“You might think you know someone, but they can also be strangers”
- All We Imagine as Light
This heart-warming dialogue from the Cannes Grand Prix winning Indian movie (super super happy that this is a story of two Malayali women) rings true for bacteria as well. We never really know what they are capable of until we test it out, and the results of random experiments often leave us pleasantly surprised.
Here I describe one such experiment aptly titled ‘baccam’1 where light is used to create a bacterial camera that captures and stores images. This is one of the first few works that built my conviction in in vivo DNA data storage.
So how do we go about creating a baccam?
Step 1: Design proteins that can be controlled using light
The Cre-Lox recombinase protein is split into two, and each half has one part of a photo dimer attached to it.

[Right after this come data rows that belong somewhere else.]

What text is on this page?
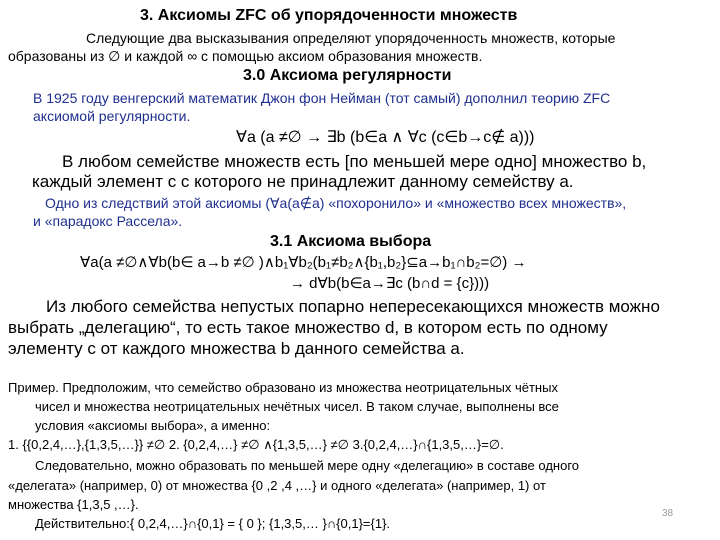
3. Аксиомы ZFC об упорядоченности множеств
Следующие два высказывания определяют упорядоченность множеств, которые
образованы из ∅ и каждой ∞ с помощью аксиом образования множеств.
3.0 Аксиома регулярности
В 1925 году венгерский математик Джон фон Нейман (тот самый) дополнил теорию ZFC
аксиомой регулярности.
∀a (a ≠∅ → ∃b (b∈a ∧ ∀c (c∈b→c∉ a)))
В любом семействе множеств есть [по меньшей мере одно] множество b,
каждый элемент с с которого не принадлежит данному семейству a.
Одно из следствий этой аксиомы (∀a(a∉a) «похоронило» и «множество всех множеств»,
и «парадокс Рассела».
3.1 Аксиома выбора
∀a(a ≠∅∧∀b(b∈ a→b ≠∅ )∧b₁∀b₂(b₁≠b₂∧{b₁,b₂}⊆a→b₁∩b₂=∅) →
→ d∀b(b∈a→∃c (b∩d = {c})))
Из любого семейства непустых попарно непересекающихся множеств можно
выбрать „делегацию“, то есть такое множество d, в котором есть по одному
элементу с от каждого множества b данного семейства a.
Пример. Предположим, что семейство образовано из множества неотрицательных чётных
чисел и множества неотрицательных нечётных чисел. В таком случае, выполнены все
условия «аксиомы выбора», а именно:
1. {{0,2,4,…},{1,3,5,…}} ≠∅ 2. {0,2,4,…} ≠∅ ∧{1,3,5,…} ≠∅ 3.{0,2,4,…}∩{1,3,5,…}=∅.
Следовательно, можно образовать по меньшей мере одну «делегацию» в составе одного
«делегата» (например, 0) от множества {0 ,2 ,4 ,…} и одного «делегата» (например, 1) от
множества {1,3,5 ,…}.
Действительно:{ 0,2,4,…}∩{0,1} = { 0 }; {1,3,5,… }∩{0,1}={1}.
38
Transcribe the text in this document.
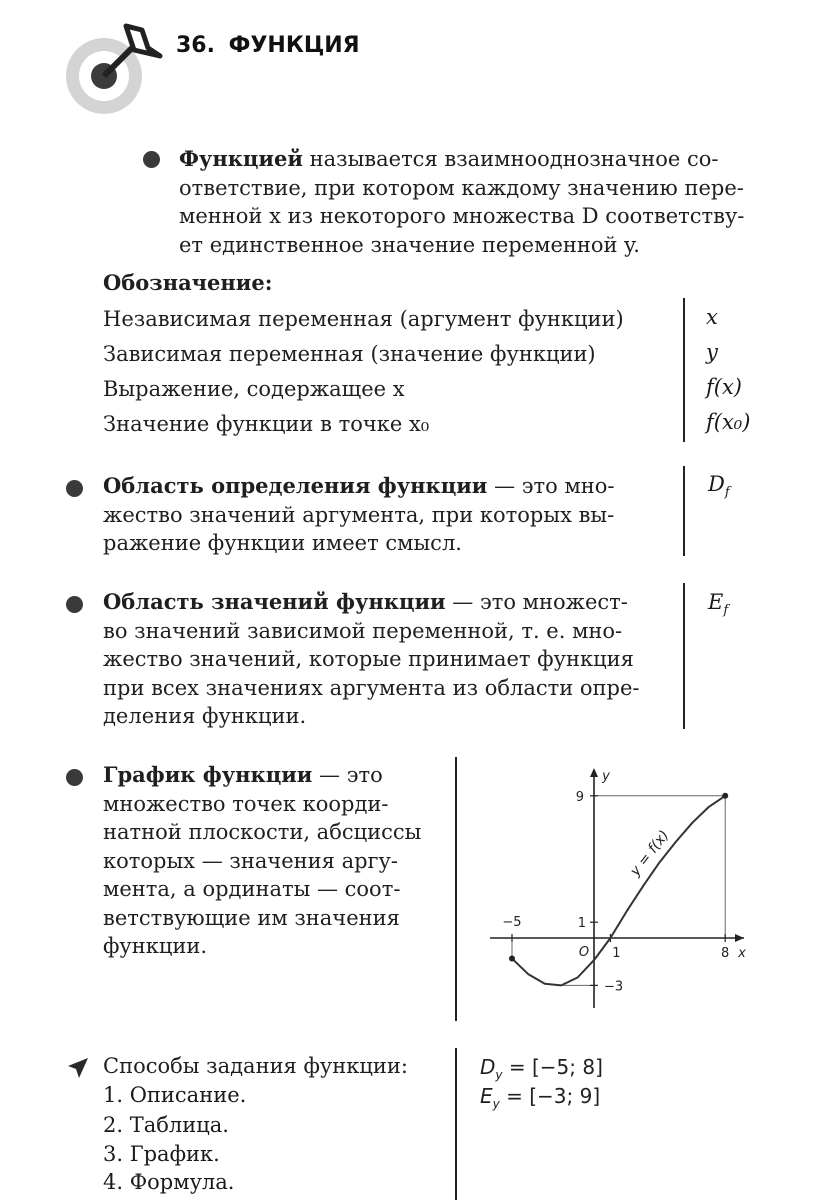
36. ФУНКЦИЯ
Функцией называется взаимнооднозначное со-
ответствие, при котором каждому значению пере-
менной x из некоторого множества D соответству-
ет единственное значение переменной y.
Обозначение:
Независимая переменная (аргумент функции)
Зависимая переменная (значение функции)
Выражение, содержащее x
Значение функции в точке x₀
x
y
f(x)
f(x₀)
Область определения функции — это мно-
жество значений аргумента, при которых вы-
ражение функции имеет смысл.
$D_f$
Область значений функции — это множест-
во значений зависимой переменной, т. е. мно-
жество значений, которые принимает функция
при всех значениях аргумента из области опре-
деления функции.
$E_f$
График функции — это
множество точек коорди-
натной плоскости, абсциссы
которых — значения аргу-
мента, а ординаты — соот-
ветствующие им значения
функции.
−5
1	8
9
1
−3
O	x
y
y = f(x)
Способы задания функции:
1. Описание.
2. Таблица.
3. График.
4. Формула.
$D_y = [-5$; 8]
$E_y = [-3$; 9]
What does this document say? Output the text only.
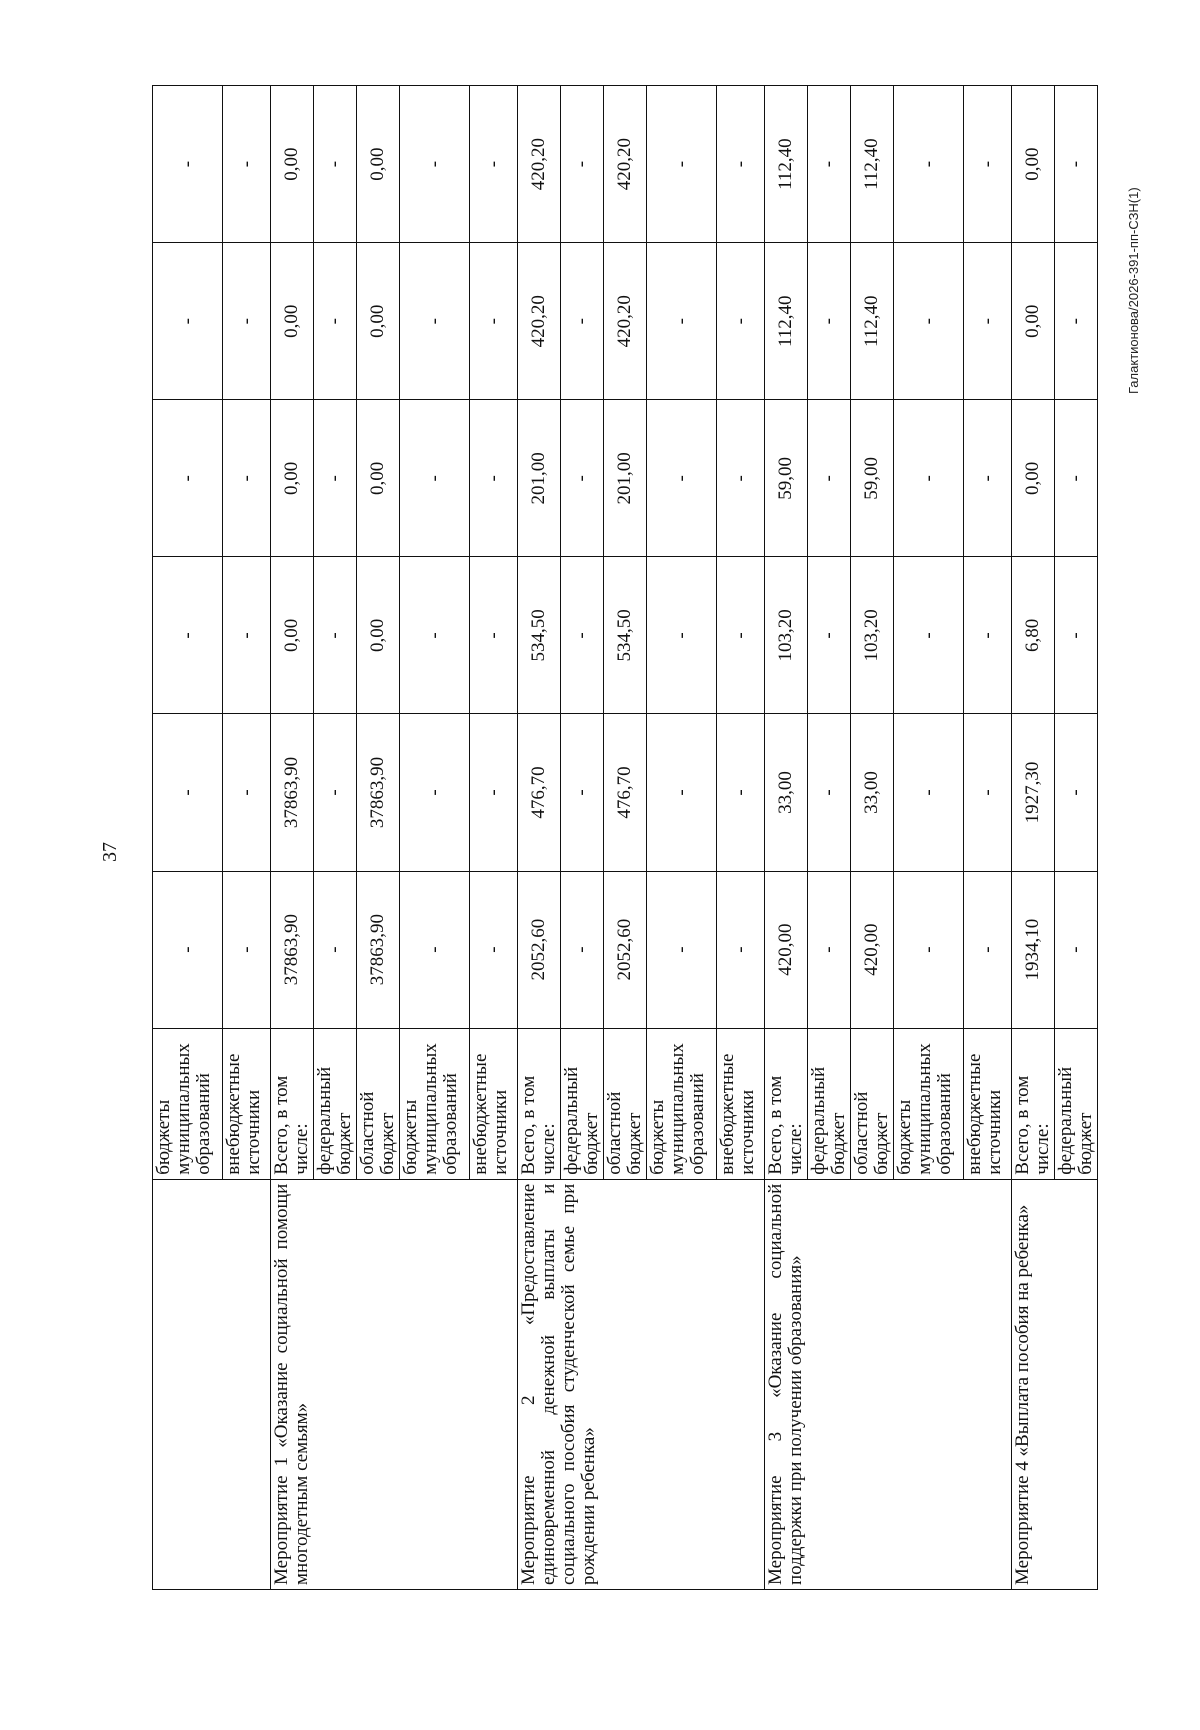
37
Галактионова/2026-391-пп-СЗН(1)
	бюджеты муниципальных образований	-	-	-	-	-	-
	внебюджетные источники	-	-	-	-	-	-
Мероприятие 1 «Оказание социальной помощи многодетным семьям»	Всего, в том числе:	37863,90	37863,90	0,00	0,00	0,00	0,00
	федеральный бюджет	-	-	-	-	-	-
	областной бюджет	37863,90	37863,90	0,00	0,00	0,00	0,00
	бюджеты муниципальных образований	-	-	-	-	-	-
	внебюджетные источники	-	-	-	-	-	-
Мероприятие 2 «Предоставление единовременной денежной выплаты и социального пособия студенческой семье при рождении ребенка»	Всего, в том числе:	2052,60	476,70	534,50	201,00	420,20	420,20
	федеральный бюджет	-	-	-	-	-	-
	областной бюджет	2052,60	476,70	534,50	201,00	420,20	420,20
	бюджеты муниципальных образований	-	-	-	-	-	-
	внебюджетные источники	-	-	-	-	-	-
Мероприятие 3 «Оказание социальной поддержки при получении образования»	Всего, в том числе:	420,00	33,00	103,20	59,00	112,40	112,40
	федеральный бюджет	-	-	-	-	-	-
	областной бюджет	420,00	33,00	103,20	59,00	112,40	112,40
	бюджеты муниципальных образований	-	-	-	-	-	-
	внебюджетные источники	-	-	-	-	-	-
Мероприятие 4 «Выплата пособия на ребенка»	Всего, в том числе:	1934,10	1927,30	6,80	0,00	0,00	0,00
	федеральный бюджет	-	-	-	-	-	-
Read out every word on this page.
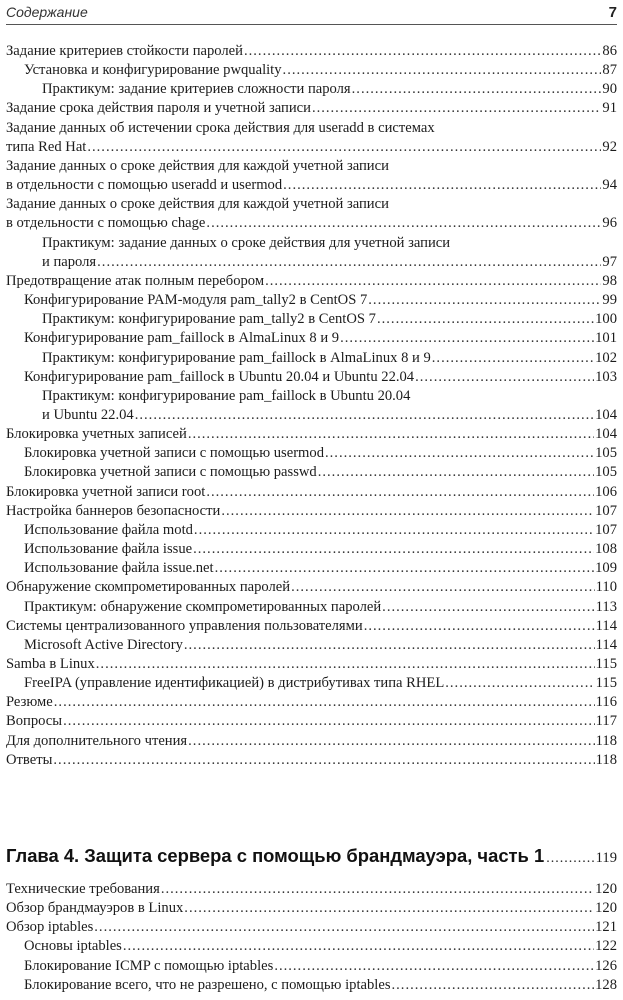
Содержание	7
Задание критериев стойкости паролей .....	86
Установка и конфигурирование pwquality .....	87
Практикум: задание критериев сложности пароля .....	90
Задание срока действия пароля и учетной записи .....	91
Задание данных об истечении срока действия для useradd в системах
типа Red Hat .....	92
Задание данных о сроке действия для каждой учетной записи
в отдельности с помощью useradd и usermod .....	94
Задание данных о сроке действия для каждой учетной записи
в отдельности с помощью chage .....	96
Практикум: задание данных о сроке действия для учетной записи
и пароля .....	97
Предотвращение атак полным перебором .....	98
Конфигурирование PAM-модуля pam_tally2 в CentOS 7 .....	99
Практикум: конфигурирование pam_tally2 в CentOS 7 .....	100
Конфигурирование pam_faillock в AlmaLinux 8 и 9 .....	101
Практикум: конфигурирование pam_faillock в AlmaLinux 8 и 9 .....	102
Конфигурирование pam_faillock в Ubuntu 20.04 и Ubuntu 22.04 .....	103
Практикум: конфигурирование pam_faillock в Ubuntu 20.04
и Ubuntu 22.04 .....	104
Блокировка учетных записей .....	104
Блокировка учетной записи с помощью usermod .....	105
Блокировка учетной записи с помощью passwd .....	105
Блокировка учетной записи root .....	106
Настройка баннеров безопасности .....	107
Использование файла motd .....	107
Использование файла issue .....	108
Использование файла issue.net .....	109
Обнаружение скомпрометированных паролей .....	110
Практикум: обнаружение скомпрометированных паролей .....	113
Системы централизованного управления пользователями .....	114
Microsoft Active Directory .....	114
Samba в Linux .....	115
FreeIPA (управление идентификацией) в дистрибутивах типа RHEL .....	115
Резюме .....	116
Вопросы .....	117
Для дополнительного чтения .....	118
Ответы .....	118
Глава 4. Защита сервера с помощью брандмауэра, часть 1 .....	119
Технические требования .....	120
Обзор брандмауэров в Linux .....	120
Обзор iptables .....	121
Основы iptables .....	122
Блокирование ICMP с помощью iptables .....	126
Блокирование всего, что не разрешено, с помощью iptables .....	128
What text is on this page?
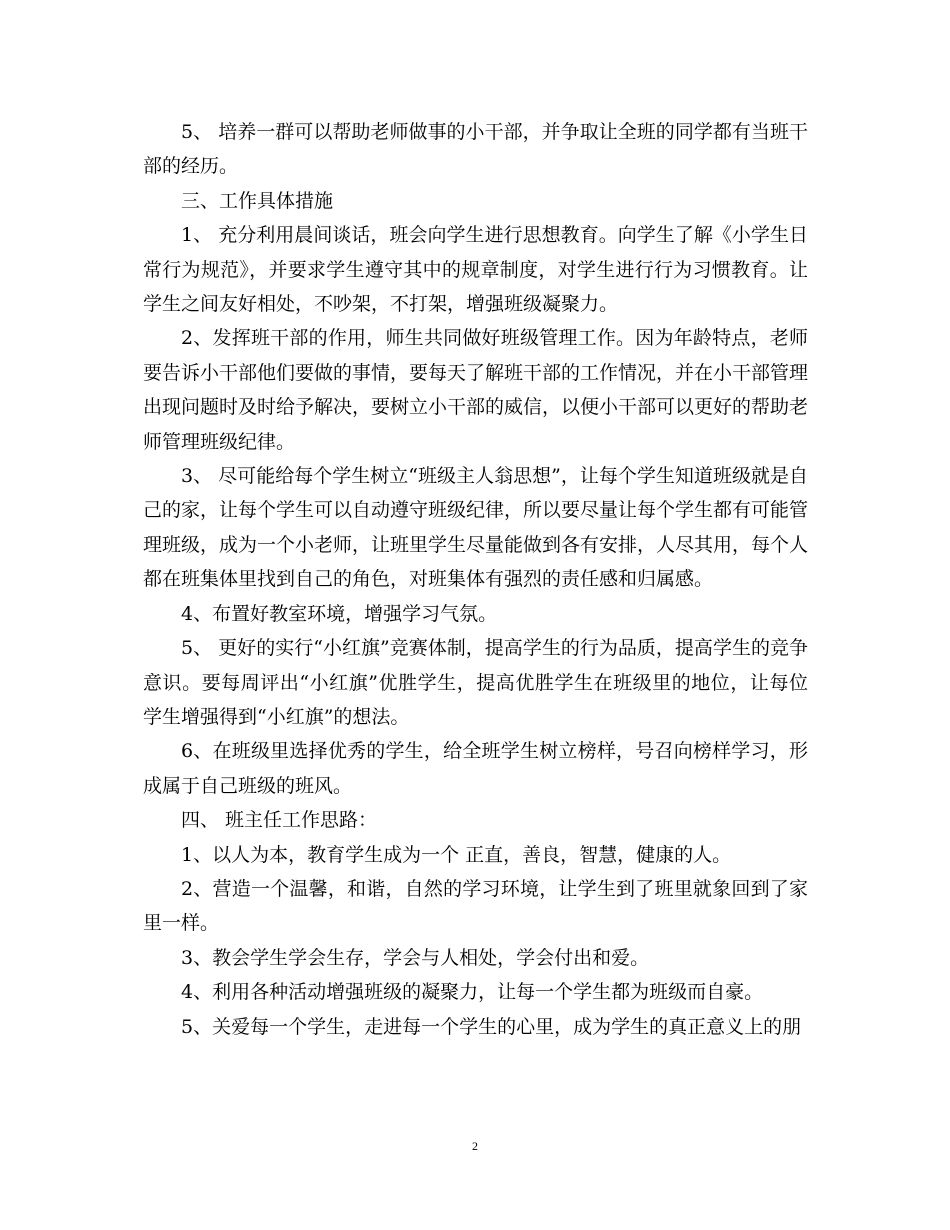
5、 培养一群可以帮助老师做事的小干部，并争取让全班的同学都有当班干部的经历。

三、工作具体措施

1、 充分利用晨间谈话，班会向学生进行思想教育。向学生了解《小学生日常行为规范》，并要求学生遵守其中的规章制度，对学生进行行为习惯教育。让学生之间友好相处，不吵架，不打架，增强班级凝聚力。

2、发挥班干部的作用，师生共同做好班级管理工作。因为年龄特点，老师要告诉小干部他们要做的事情，要每天了解班干部的工作情况，并在小干部管理出现问题时及时给予解决，要树立小干部的威信，以便小干部可以更好的帮助老师管理班级纪律。

3、 尽可能给每个学生树立“班级主人翁思想”，让每个学生知道班级就是自己的家，让每个学生可以自动遵守班级纪律，所以要尽量让每个学生都有可能管理班级，成为一个小老师，让班里学生尽量能做到各有安排，人尽其用，每个人都在班集体里找到自己的角色，对班集体有强烈的责任感和归属感。

4、布置好教室环境，增强学习气氛。

5、 更好的实行“小红旗”竞赛体制，提高学生的行为品质，提高学生的竞争意识。要每周评出“小红旗”优胜学生，提高优胜学生在班级里的地位，让每位学生增强得到“小红旗”的想法。

6、在班级里选择优秀的学生，给全班学生树立榜样，号召向榜样学习，形成属于自己班级的班风。

四、 班主任工作思路：

1、以人为本，教育学生成为一个 正直，善良，智慧，健康的人。

2、营造一个温馨，和谐，自然的学习环境，让学生到了班里就象回到了家里一样。

3、教会学生学会生存，学会与人相处，学会付出和爱。

4、利用各种活动增强班级的凝聚力，让每一个学生都为班级而自豪。

5、关爱每一个学生，走进每一个学生的心里，成为学生的真正意义上的朋

2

A photo dimer is produced by the covalent bonding of two identical molecules when they are exposed to light (for example, O2 is a dimer, if two atoms of oxygen can be made to come together in the presence of light, it can be called a photo dimer).
When this modified recombinase is exposed to light, it removes a small DNA sequence that is flanked by two LoxP sites (23 base pair sequences) in a genome. This removal of the DNA sequence corresponds to the encoding of a bit, say 1. So any bacterial cell can hold one bit - either a 0 or a 1.
Here is a pictorial representation of how these proteins work:
Step 2: Edit the bacterial genome
This involves two steps:
a) Use plasmids to introduce LoxP sites into the bacterial genome. LoxP sites are 23 base pairs long and can be identified by looking at the same 13 base pair sequences at the two ends, and a random 8 base pair sequence in the middle.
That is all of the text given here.